Here's my try a solution:
import random
my_array = [4, -5, 10, 4, 4, 4, 0, 4, 4]
my_dict = {}
lista_indices_candidatos = []
for index, item in enumerate(my_array):
try:
my_dict[item] = my_dict[item] + [index]
except:
my_dict[item] = [index]
for i in [x for x in sorted(my_array) if x != -10 and x != -5][:3]:
lista_indices_candidatos.append(random.choice(my_dict[i]))
print lista_indices_candidatos
In this solution, I build a dictionary with all the values from my_array as keys. The values of the dictionary is a list of indexes these numbers have in my_array. I then use a list comprehension and slicing to get the three lowest values to iterate over in the for loop. There, I can randomly pick an index for a given value by randomly selecting from my_dict.
I bet there are better ways to achieve what you want to achieve, though. Maybe you can let us know what it is you are trying to do so we can improve on our answers.

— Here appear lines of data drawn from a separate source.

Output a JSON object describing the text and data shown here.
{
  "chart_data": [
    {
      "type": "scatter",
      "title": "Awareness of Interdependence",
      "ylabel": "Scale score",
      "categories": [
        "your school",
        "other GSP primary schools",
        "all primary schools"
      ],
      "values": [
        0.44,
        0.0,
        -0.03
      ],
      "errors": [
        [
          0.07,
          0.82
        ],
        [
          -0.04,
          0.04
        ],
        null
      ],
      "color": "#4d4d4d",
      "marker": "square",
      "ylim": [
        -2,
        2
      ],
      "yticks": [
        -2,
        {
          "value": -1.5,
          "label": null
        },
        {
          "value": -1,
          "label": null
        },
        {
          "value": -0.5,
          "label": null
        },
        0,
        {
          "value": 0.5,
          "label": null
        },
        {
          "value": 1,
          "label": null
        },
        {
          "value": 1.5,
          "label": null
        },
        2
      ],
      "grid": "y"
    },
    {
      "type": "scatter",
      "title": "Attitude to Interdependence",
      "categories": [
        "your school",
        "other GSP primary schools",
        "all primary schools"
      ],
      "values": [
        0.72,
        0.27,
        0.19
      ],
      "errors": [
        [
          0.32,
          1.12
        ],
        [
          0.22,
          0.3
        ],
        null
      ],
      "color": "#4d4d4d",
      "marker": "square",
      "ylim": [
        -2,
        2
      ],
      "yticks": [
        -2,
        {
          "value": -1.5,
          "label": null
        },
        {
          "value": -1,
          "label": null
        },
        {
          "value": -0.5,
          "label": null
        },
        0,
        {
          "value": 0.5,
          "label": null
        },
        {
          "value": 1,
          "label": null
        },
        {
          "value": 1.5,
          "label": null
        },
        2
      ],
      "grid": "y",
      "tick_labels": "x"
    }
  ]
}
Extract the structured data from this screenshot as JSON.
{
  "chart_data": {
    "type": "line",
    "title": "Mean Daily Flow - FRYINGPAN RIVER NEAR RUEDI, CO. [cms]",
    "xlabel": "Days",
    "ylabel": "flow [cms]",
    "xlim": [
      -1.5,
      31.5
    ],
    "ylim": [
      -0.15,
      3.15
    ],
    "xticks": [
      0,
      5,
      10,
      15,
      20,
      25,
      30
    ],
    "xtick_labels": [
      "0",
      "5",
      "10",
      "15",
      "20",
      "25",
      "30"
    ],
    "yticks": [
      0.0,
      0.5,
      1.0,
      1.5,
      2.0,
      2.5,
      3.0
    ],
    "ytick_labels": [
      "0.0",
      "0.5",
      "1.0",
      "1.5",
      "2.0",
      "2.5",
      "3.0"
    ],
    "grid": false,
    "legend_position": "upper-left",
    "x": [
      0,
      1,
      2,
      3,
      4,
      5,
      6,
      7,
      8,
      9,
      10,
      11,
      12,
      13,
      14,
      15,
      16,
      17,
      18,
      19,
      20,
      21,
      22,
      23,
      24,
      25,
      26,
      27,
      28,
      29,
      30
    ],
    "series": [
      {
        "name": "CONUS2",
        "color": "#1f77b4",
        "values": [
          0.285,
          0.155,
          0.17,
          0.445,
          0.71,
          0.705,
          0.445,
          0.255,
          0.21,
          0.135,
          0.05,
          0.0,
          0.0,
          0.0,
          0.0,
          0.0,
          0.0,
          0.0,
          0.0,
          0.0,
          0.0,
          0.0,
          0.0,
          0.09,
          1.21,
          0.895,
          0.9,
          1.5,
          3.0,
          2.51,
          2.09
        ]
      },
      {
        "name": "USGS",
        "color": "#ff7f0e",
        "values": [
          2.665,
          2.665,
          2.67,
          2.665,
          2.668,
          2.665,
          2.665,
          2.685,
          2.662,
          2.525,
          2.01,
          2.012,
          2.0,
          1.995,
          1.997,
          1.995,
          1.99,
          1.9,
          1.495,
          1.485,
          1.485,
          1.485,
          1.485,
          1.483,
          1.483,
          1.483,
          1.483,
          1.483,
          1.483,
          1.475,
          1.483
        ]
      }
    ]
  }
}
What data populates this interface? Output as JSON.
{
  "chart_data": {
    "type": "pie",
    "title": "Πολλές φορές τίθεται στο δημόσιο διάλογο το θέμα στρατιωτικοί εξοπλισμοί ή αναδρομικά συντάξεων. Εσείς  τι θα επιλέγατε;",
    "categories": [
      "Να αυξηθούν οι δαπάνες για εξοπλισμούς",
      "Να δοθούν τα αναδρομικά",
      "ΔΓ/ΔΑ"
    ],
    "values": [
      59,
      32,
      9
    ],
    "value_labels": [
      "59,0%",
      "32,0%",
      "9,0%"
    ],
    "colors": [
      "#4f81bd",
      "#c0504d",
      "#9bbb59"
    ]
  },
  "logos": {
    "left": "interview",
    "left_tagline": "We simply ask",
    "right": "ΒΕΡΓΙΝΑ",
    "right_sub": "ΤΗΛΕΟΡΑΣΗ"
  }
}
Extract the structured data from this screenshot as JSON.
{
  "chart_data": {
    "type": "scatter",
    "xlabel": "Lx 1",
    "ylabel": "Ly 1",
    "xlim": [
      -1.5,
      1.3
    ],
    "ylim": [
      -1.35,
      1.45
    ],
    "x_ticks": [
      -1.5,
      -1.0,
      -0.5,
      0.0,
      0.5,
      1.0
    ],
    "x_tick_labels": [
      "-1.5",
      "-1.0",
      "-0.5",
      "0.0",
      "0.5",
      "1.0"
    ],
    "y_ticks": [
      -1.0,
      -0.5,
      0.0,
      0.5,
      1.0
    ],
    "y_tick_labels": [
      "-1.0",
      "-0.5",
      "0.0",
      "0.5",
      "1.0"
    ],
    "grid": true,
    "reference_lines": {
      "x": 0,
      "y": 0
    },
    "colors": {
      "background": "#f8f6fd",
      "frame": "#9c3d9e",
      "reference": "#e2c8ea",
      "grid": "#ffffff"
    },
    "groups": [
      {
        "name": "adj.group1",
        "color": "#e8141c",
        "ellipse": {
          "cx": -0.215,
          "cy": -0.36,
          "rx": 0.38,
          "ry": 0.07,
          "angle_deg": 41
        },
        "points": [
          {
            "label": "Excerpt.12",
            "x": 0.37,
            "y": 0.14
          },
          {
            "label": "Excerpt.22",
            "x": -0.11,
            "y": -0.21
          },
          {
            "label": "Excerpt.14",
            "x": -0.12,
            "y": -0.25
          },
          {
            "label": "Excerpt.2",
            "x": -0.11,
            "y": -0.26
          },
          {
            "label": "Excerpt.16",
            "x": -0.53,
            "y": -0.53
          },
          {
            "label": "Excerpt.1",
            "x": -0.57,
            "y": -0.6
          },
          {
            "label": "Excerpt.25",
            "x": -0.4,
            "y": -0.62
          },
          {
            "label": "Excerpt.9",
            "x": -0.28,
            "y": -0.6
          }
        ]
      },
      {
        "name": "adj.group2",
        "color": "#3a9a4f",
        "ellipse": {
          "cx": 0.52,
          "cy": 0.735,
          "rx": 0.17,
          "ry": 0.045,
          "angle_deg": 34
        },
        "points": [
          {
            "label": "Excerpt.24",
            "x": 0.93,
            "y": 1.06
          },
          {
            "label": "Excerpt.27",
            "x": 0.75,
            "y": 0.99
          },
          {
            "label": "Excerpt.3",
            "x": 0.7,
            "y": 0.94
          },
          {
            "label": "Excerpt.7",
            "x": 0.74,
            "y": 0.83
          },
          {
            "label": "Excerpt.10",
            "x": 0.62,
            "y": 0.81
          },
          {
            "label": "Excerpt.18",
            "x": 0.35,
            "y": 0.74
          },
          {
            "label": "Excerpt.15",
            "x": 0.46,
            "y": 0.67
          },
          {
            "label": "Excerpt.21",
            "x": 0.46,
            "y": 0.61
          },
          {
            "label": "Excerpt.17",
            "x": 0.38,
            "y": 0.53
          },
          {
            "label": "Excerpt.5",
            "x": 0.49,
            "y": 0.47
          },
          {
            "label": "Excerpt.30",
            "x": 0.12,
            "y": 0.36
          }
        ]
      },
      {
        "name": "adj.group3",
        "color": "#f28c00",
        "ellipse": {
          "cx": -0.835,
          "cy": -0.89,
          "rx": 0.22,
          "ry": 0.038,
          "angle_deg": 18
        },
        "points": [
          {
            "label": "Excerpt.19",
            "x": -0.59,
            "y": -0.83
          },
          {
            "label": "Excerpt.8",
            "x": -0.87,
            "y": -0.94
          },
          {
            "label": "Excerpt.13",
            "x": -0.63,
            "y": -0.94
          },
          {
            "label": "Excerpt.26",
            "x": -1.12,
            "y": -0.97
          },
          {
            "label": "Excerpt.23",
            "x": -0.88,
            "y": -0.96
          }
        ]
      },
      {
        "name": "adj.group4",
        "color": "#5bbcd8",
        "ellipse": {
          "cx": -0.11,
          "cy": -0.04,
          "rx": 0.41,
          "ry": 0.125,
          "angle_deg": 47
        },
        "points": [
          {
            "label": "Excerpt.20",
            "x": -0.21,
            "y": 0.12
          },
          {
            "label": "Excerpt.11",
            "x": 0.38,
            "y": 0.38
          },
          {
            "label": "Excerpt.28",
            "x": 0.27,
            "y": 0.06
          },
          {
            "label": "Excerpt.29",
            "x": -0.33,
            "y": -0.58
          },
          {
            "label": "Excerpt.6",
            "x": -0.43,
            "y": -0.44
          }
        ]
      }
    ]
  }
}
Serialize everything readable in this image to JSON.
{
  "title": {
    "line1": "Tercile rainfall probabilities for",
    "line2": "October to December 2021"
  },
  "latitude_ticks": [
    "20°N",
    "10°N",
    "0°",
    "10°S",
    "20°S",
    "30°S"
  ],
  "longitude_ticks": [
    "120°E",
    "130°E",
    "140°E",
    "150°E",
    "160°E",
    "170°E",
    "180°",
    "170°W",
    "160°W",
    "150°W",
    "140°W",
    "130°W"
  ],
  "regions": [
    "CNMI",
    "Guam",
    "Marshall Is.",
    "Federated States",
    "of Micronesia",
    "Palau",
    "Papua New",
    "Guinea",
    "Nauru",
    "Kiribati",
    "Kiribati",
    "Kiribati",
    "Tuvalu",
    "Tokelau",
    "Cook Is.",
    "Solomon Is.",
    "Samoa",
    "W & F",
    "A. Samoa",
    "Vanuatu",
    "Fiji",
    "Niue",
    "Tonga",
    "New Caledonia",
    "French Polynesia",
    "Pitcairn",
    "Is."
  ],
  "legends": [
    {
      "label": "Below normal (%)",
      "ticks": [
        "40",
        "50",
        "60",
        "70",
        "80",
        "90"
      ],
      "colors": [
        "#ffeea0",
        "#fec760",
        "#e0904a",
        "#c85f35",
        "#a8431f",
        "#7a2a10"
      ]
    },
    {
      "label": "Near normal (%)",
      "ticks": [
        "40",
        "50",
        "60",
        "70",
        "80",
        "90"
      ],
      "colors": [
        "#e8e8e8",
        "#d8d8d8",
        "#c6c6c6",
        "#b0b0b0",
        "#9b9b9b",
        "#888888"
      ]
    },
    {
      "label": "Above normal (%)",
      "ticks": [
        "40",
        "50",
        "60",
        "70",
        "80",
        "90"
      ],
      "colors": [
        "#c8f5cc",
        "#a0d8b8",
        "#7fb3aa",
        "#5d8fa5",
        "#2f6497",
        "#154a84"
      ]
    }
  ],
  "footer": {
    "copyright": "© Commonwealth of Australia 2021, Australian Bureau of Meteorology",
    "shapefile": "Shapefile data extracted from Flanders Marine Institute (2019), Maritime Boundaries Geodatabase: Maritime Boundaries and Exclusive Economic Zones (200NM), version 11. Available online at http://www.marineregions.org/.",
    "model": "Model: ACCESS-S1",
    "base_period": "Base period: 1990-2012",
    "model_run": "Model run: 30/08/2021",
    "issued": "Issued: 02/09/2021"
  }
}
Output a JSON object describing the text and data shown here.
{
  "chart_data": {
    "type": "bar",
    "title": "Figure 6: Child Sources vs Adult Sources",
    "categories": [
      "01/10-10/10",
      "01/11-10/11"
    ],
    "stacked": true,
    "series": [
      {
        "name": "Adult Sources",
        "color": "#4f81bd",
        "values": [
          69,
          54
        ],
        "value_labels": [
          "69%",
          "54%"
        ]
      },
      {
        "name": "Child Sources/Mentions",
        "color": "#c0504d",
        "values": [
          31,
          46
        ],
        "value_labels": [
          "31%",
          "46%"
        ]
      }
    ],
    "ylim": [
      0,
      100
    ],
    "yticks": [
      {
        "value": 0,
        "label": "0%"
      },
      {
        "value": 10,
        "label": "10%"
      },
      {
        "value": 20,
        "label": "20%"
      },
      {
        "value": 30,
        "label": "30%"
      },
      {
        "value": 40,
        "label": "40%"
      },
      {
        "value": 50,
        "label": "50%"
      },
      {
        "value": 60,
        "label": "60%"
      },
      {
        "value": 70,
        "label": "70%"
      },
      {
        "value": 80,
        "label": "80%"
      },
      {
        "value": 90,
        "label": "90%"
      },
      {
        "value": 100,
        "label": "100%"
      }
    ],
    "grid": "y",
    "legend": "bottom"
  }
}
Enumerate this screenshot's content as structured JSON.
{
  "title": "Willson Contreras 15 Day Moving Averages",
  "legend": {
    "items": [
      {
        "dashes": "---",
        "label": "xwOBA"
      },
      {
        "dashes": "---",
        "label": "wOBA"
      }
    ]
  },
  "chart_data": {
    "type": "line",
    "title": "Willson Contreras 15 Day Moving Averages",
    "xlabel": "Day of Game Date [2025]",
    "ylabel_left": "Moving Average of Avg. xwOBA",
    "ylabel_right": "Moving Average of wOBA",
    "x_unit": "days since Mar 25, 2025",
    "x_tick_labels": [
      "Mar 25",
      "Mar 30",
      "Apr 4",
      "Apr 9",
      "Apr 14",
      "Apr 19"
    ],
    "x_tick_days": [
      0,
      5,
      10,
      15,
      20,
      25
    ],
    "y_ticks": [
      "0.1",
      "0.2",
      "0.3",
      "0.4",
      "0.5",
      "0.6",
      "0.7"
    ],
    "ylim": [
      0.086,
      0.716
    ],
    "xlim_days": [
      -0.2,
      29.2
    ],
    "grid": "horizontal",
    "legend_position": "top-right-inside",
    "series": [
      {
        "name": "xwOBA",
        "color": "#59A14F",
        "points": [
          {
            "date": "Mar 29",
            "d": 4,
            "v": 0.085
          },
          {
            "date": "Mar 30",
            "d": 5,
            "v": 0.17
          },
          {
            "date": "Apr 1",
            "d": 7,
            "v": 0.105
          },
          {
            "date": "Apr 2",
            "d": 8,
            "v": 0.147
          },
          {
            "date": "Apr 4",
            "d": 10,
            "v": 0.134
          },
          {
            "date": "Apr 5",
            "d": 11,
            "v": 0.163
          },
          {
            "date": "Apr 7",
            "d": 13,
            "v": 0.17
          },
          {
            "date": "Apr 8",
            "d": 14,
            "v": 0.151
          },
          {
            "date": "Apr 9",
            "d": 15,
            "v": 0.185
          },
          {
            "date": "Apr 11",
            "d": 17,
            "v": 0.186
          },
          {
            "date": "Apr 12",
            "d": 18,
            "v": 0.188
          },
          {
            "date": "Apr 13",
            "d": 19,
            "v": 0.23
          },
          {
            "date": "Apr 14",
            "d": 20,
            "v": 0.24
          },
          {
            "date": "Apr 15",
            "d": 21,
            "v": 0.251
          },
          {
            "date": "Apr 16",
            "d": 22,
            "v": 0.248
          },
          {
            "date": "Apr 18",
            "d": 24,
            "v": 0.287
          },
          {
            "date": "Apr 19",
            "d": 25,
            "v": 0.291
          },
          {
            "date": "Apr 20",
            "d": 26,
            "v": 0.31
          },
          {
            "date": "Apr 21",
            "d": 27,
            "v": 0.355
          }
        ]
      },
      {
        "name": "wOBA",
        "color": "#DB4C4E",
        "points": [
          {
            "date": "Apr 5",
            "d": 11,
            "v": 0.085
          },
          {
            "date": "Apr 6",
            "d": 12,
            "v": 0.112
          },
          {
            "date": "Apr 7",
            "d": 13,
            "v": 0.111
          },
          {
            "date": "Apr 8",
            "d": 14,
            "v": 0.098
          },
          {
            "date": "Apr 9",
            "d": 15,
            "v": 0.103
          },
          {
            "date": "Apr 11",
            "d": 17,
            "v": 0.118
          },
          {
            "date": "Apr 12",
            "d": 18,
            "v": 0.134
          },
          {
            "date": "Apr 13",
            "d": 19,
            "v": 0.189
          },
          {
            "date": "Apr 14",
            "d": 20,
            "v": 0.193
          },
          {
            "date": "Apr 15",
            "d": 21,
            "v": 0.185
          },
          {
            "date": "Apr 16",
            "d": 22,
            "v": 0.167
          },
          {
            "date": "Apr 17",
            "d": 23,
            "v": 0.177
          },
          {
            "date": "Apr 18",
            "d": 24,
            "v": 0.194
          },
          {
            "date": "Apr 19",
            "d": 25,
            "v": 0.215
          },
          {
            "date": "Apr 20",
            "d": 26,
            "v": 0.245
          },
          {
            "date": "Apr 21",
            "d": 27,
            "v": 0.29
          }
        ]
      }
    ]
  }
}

After reading your comment, I see that you do not actually want a completely random selection, but instead a random selection without repetition. So here's an updated version.
import random
my_array = [4, -5, 10, 4, 4, 4, 0, 4, 4]
my_dict = {}
lista_indices_candidatos = []
for index, item in enumerate(my_array):
try:
my_dict[item] = my_dict[item] + [index]
except:
my_dict[item] = [index]
for l in my_dict:
random.shuffle(my_dict[l])
for i in [x for x in sorted(my_array) if x != -10 and x != -5][:3]:
lista_indices_candidatos.append(my_dict[i].pop())
print lista_indices_candidatos
How about this one:
import random
def eachIndexSorted(a): # ... without -5 and -10
for value in sorted(set(a) - { -5, -10 }):
indexes = [ i for i in range(len(a)) if a[i] == value ]
random.shuffle(indexes)
for i in indexes:
yield i
def firstN(iterator, n):
for i in range(n):
yield iterator.next()
print list(firstN(eachIndexSorted(my_array), 3))
If you have very large data, then sorting the complete set might be too costly; finding each next minimum iteratively might then be a better approach. (Ask for more details if this aspect is unclear and important for you.)